L’Unione economica eurasiatica guidata da Russia e Cina ha appena concordato la creazione di un sistema finanziario e monetario indipendente dalle transazioni in dollari

C’è voluto molto tempo, ma finalmente stanno venendo alla luce alcuni elementi chiave delle nuove fondamenta del mondo multipolare.

Venerdì, dopo una riunione in videoconferenza, l’Unione Economica Eurasiatica (UEE) e la Cina hanno concordato di iniziare il progetto di un sistema monetario e finanziario internazionale indipendente.

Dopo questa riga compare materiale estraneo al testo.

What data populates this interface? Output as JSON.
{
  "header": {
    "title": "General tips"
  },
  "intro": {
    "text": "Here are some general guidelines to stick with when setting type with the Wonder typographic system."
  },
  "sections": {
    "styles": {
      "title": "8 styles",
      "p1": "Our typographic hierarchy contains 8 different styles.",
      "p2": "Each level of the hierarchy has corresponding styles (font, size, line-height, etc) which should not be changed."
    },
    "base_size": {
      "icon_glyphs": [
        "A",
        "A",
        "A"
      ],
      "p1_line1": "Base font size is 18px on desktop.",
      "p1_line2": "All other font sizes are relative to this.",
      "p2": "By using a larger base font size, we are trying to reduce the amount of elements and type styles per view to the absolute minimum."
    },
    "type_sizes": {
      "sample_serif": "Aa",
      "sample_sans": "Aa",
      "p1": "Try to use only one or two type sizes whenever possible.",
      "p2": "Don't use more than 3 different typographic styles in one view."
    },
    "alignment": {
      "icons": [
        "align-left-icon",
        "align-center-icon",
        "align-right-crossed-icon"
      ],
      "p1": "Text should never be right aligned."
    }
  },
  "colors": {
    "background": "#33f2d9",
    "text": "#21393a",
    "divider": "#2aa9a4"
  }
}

L’EAEU, che è composta da Russia, Kazakistan, Kirghizistan, Bielorussia e Armenia, sta stabilendo accordi di libero scambio con altre nazioni eurasiatiche e si sta progressivamente interconnettendo con la Belt and Road Initiative (BRI) cinese.

In pratica, l’idea viene da Sergei Glazyev, il più importante economista indipendente della Russia, un ex consigliere del presidente Vladimir Putin e ministro per l’integrazione e la macroeconomia della Commissione economica dell’Eurasia, l’organismo di regolamentazione della EAEU.

Il ruolo centrale di Glazyev nell’ideazione della nuova strategia economico-finanziaria russa ed eurasiatica è stato esaminato qui. Aveva previsto la pressione finanziaria occidentale su Mosca anni luce prima di altri.

Abbastanza diplomaticamente, secondo Glazyev la motivazione per questa nuova strategia sarebbe dovuta alle “sfide e ai rischi comuni associati al rallentamento economico globale e alle misure restrittive nei confronti dell’EAEU e della Cina.”

Traduzione: la Cina è una potenza eurasiatica tanto quanto la Russia ed entrambe hanno bisogno di coordinare le loro strategie per aggirare il sistema unipolare statunitense.

Il sistema eurasiatico sarà basato su “una nuova valuta internazionale,” molto probabilmente con lo yuan come riferimento, calcolata in base ad un indice comprendente le valute nazionali dei paesi partecipanti e i prezzi delle materie prime. La prima bozza sarà discussa entro la fine del mese.

Il sistema eurasiatico è destinato a diventare una seria alternativa al dollaro USA, poiché l’EAEU può attrarre non solo le nazioni che hanno aderito alla BRI (il Kazakistan, per esempio, è membro di entrambe), ma anche i principali attori dell’Organizzazione per la Cooperazione di Shanghai (SCO) e dell’ASEAN. I partner dell’Asia occidentale – Iran, Iraq, Siria, Libano – saranno inevitabilmente interessati.

A medio e lungo termine, la diffusione del nuovo sistema si tradurrà nell’indebolimento del sistema di Bretton Woods, che anche i seri operatori/strateghi del mercato statunitense ammettono essere marcio dall’interno. Il dollaro USA e l’egemonia imperiale hanno di fronte un mare in tempesta.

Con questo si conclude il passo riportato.